弟子たちだけではなく、御言葉を語られている私たちにとっても、「復活」や「真理の霊」、「永遠」という言葉を聴く時、受け入れられない想いが湧き上がってくることがあります。実際に復活する姿や、私たちを支えておられる聖霊なる神さまを見たこともありません。それに、私たちは“限りある命がいつ失われるのか”という問題と向き合って生きていますから、「永遠」について計り知ることもできないからです。

ただ、同じように、私たちには主イエスの御言葉や、御言葉によって生かされる方々に触れ、癒しが与えられた経験もしているのです。目で見えなくとも、触れられなくとも、私たちは主イエスの歩みを辿ることで、安心することがあります。この救いもまた、私たちの理解を超えたところからもたらされているのではないでしょうか。

パウロは次のように言っています。「わたしたちに与えられた聖霊によって、神の愛がわたしたちの心に注がれているからです」(ローマ5:5)。私たちが理解できなくとも、聖霊が私たちの心に神さまの愛を注いで下さるのです。私たちの安心は“知る”ことにはなく、私たち自身が聖霊によって“知られ”、絶え間なく愛を注がれ“生かされている”ことにあるように思うのです。

聖霊なる神さまは、私たちの心へと神さまの愛を注いで下さいます。頑なな心の壁を壊し、そこへ神さまの恵みと癒しとを注いでくださる方なのです。私たちは御言葉によって元気が与えられるたび、聖霊なる神さまの働きがあったことを覚えて感謝したいのです。

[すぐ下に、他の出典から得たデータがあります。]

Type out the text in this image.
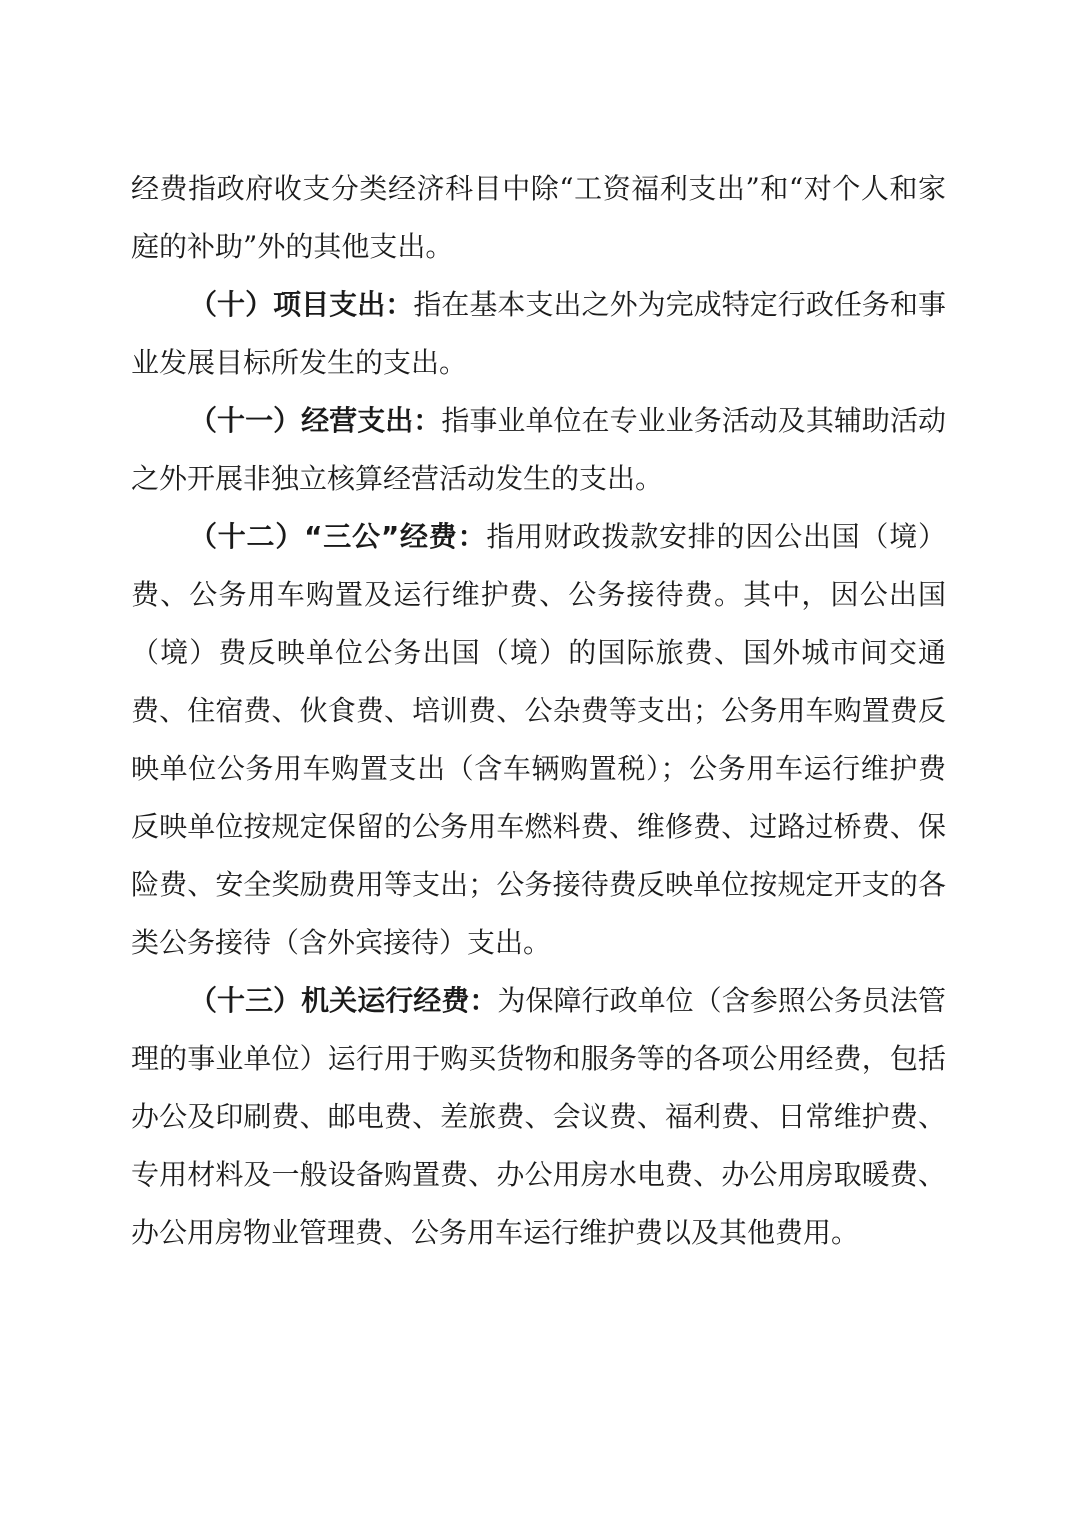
经费指政府收支分类经济科目中除“工资福利支出”和“对个人和家庭的补助”外的其他支出。

（十）项目支出：指在基本支出之外为完成特定行政任务和事业发展目标所发生的支出。

（十一）经营支出：指事业单位在专业业务活动及其辅助活动之外开展非独立核算经营活动发生的支出。

（十二）“三公”经费：指用财政拨款安排的因公出国（境）费、公务用车购置及运行维护费、公务接待费。其中，因公出国（境）费反映单位公务出国（境）的国际旅费、国外城市间交通费、住宿费、伙食费、培训费、公杂费等支出；公务用车购置费反映单位公务用车购置支出（含车辆购置税）；公务用车运行维护费反映单位按规定保留的公务用车燃料费、维修费、过路过桥费、保险费、安全奖励费用等支出；公务接待费反映单位按规定开支的各类公务接待（含外宾接待）支出。

（十三）机关运行经费：为保障行政单位（含参照公务员法管理的事业单位）运行用于购买货物和服务等的各项公用经费，包括办公及印刷费、邮电费、差旅费、会议费、福利费、日常维护费、专用材料及一般设备购置费、办公用房水电费、办公用房取暖费、办公用房物业管理费、公务用车运行维护费以及其他费用。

「わたしは父にお願いしよう。父は別の弁護者を遣わして、永遠にあなたがたと一緒にいるようにしてくださる」(ヨハネ14:16)。

主イエスの約束は、既に果たされています。主イエスの祈りによって、父なる神さまから遣わされた聖霊は、私たちと共におられます。私たちは決して孤独ではありません。聖霊なる神さまによって支えられつつ、これからの道を安心して歩んでまいりましょう。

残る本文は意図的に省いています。